The article gives examples of this type of reorganization, but in general form we want to be able to produce a matrix $M_3$ such that

$M_1M_2 =M_2M_3$

where $M1$ , $M2$ , and $M3$ are matrices defined as such:

$M_1 =\begin{bmatrix} 1 & & & & & & 0\\ &\ddots & & & & &\\ & & 1 & & a & & \\ & & &\ddots & & &\\ & & & & 1 & &\\ & & & & & \ddots &\\ 0 & & & & & & 1\\ \end{bmatrix}$ , $M_2 = \begin{bmatrix} 1 & & & & & & 0\\ &\ddots & & & & &\\ & & 1 & & & & \\ & & & b & & &\\ & & & & 1 & &\\ & & & & & \ddots &\\ 0 & & & & & & 1\\ \end{bmatrix}$ ,

$M_3 = \begin{bmatrix} 1 & & & & & & 0\\ &\ddots & & & & &\\ & & 1 & & c & & \\ & & &\ddots & & &\\ & & & & 1 & &\\ & & & & & \ddots &\\ 0 & & & & & & 1\\ \end{bmatrix}$ $M_2 = \begin{bmatrix} 1 & & & & & & 0\\ &\ddots & & & & &\\ & & 1 & & & & \\ & & & b & & &\\ & & & & 1 & &\\ & & & & & \ddots &\\ 0 & & & & & & 1\\ \end{bmatrix}$

and $c$ is some function of $a$ and $b$ .

There are three cases:

1. Where $a$ is in position $(n,j)$ of $M_1$ and $b$ is in position $(i,i)$ of $M_2$ , and $n,j \neq i$ .

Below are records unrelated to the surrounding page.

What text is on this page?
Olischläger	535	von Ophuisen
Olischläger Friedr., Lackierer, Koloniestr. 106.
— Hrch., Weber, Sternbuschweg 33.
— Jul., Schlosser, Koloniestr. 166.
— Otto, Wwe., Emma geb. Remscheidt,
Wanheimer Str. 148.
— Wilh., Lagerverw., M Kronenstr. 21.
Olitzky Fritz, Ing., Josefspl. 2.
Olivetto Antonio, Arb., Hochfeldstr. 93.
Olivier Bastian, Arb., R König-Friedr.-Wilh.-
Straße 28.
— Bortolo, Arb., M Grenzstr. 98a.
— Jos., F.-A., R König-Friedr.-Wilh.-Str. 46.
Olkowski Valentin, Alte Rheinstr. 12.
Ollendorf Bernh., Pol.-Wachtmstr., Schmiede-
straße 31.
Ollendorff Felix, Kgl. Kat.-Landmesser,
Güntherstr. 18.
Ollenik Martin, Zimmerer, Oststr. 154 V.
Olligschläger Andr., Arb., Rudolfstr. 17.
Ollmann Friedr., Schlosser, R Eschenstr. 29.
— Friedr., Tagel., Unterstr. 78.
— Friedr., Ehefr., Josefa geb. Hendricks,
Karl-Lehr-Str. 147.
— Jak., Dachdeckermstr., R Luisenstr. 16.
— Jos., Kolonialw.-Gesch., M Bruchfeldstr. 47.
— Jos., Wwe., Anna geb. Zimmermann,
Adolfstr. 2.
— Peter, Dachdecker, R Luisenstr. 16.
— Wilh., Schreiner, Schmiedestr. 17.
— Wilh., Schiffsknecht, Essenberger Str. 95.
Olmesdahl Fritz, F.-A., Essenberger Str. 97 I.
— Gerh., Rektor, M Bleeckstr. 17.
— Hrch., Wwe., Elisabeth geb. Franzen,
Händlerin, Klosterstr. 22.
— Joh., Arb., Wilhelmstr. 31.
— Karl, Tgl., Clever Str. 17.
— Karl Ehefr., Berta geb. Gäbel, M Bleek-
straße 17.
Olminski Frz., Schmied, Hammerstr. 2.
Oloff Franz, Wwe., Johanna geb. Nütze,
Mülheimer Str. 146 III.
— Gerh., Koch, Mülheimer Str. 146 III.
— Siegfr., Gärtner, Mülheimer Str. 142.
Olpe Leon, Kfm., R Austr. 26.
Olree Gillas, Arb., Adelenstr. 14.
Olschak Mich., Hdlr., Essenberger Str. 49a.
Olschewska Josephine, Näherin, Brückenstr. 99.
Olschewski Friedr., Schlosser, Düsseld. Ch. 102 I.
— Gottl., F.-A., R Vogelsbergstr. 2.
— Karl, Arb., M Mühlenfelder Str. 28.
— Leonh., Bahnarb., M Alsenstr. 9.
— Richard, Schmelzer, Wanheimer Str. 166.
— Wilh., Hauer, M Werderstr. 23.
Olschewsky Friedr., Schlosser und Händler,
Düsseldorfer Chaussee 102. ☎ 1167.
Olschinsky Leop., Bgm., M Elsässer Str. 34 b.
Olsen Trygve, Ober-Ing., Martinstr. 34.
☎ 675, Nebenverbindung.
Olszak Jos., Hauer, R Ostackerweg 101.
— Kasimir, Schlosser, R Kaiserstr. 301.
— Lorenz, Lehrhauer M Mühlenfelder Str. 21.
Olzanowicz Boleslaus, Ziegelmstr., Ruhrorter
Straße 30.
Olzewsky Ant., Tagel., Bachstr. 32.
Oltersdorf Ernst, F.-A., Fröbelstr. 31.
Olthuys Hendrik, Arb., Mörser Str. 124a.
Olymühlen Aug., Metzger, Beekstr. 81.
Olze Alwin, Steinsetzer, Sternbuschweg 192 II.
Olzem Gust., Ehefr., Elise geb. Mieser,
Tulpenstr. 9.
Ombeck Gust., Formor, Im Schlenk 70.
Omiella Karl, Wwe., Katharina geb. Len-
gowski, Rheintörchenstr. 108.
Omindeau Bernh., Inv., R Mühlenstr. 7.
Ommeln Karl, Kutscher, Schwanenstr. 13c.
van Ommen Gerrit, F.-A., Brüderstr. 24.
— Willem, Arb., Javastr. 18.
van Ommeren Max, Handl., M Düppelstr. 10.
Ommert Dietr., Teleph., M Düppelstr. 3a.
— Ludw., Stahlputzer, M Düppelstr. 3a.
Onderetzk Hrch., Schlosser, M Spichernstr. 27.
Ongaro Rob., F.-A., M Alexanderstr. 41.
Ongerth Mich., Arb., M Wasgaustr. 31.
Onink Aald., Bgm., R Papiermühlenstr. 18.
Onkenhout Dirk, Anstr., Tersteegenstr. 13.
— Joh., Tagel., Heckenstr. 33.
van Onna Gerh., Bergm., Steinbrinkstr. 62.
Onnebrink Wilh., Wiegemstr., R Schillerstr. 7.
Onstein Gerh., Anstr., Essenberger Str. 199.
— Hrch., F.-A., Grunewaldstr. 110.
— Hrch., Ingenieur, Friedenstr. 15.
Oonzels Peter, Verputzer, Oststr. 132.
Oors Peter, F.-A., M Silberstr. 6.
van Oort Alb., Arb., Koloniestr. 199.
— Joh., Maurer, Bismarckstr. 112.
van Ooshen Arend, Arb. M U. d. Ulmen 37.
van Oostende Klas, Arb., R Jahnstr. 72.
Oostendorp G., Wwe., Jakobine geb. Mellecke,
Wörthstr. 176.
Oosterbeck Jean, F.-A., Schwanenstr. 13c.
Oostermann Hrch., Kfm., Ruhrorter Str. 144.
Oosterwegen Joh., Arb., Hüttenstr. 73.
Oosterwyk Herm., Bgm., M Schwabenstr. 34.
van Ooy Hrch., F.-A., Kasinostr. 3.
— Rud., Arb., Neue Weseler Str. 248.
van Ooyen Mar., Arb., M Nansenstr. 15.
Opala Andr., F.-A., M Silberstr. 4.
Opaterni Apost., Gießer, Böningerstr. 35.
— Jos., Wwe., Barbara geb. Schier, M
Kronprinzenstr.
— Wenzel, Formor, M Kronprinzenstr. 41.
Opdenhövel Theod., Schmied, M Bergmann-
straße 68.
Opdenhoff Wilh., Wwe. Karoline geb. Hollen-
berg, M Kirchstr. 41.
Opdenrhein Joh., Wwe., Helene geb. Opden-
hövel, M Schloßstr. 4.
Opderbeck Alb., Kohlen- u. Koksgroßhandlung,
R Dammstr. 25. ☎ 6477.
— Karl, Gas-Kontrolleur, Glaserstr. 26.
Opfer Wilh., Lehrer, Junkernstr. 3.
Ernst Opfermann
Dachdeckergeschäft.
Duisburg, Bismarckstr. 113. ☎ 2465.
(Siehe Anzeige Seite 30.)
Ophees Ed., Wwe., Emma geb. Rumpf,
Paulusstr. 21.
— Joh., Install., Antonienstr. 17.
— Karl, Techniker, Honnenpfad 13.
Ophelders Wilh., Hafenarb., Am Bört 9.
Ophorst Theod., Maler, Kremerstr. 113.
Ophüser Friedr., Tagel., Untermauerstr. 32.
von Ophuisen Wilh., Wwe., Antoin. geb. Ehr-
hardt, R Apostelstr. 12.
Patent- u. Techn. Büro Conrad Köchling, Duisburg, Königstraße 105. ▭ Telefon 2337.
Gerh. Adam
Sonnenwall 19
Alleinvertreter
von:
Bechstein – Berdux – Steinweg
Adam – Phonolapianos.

Thus the only non-zero and non-one entries of the product $M_2M_1$ are in $(n,j)$ and $(i,i)$ and they are $a$ and $b$ respectively. Similarly, if we switch $M_1$ and $M_2$ , the product $M_1M_2$ has the values $a$ and $b$ in $(n,j)$ and $(i,i)$ respectively as well, and so $M_1M_2 = M_2M_1$ is commutative and we can “pull” the scale $M2$ to the left of $M1$ without modifying either. Thus, $c=a$ .

2. In our second case, we explore when $n=i$ . Thus, when multiplying $M_1M_2$ , $b$ is placed in $(i,i)$ while $a$ is placed in $(i,j)$ , but when multiplying $M_2M_1$ , $b$ is placed in $(i,i)$ once again but row $i$ is multiplied by column $j$ and the result is $ab$ in position $(i,j)$ . Thus, $c = a/b$ .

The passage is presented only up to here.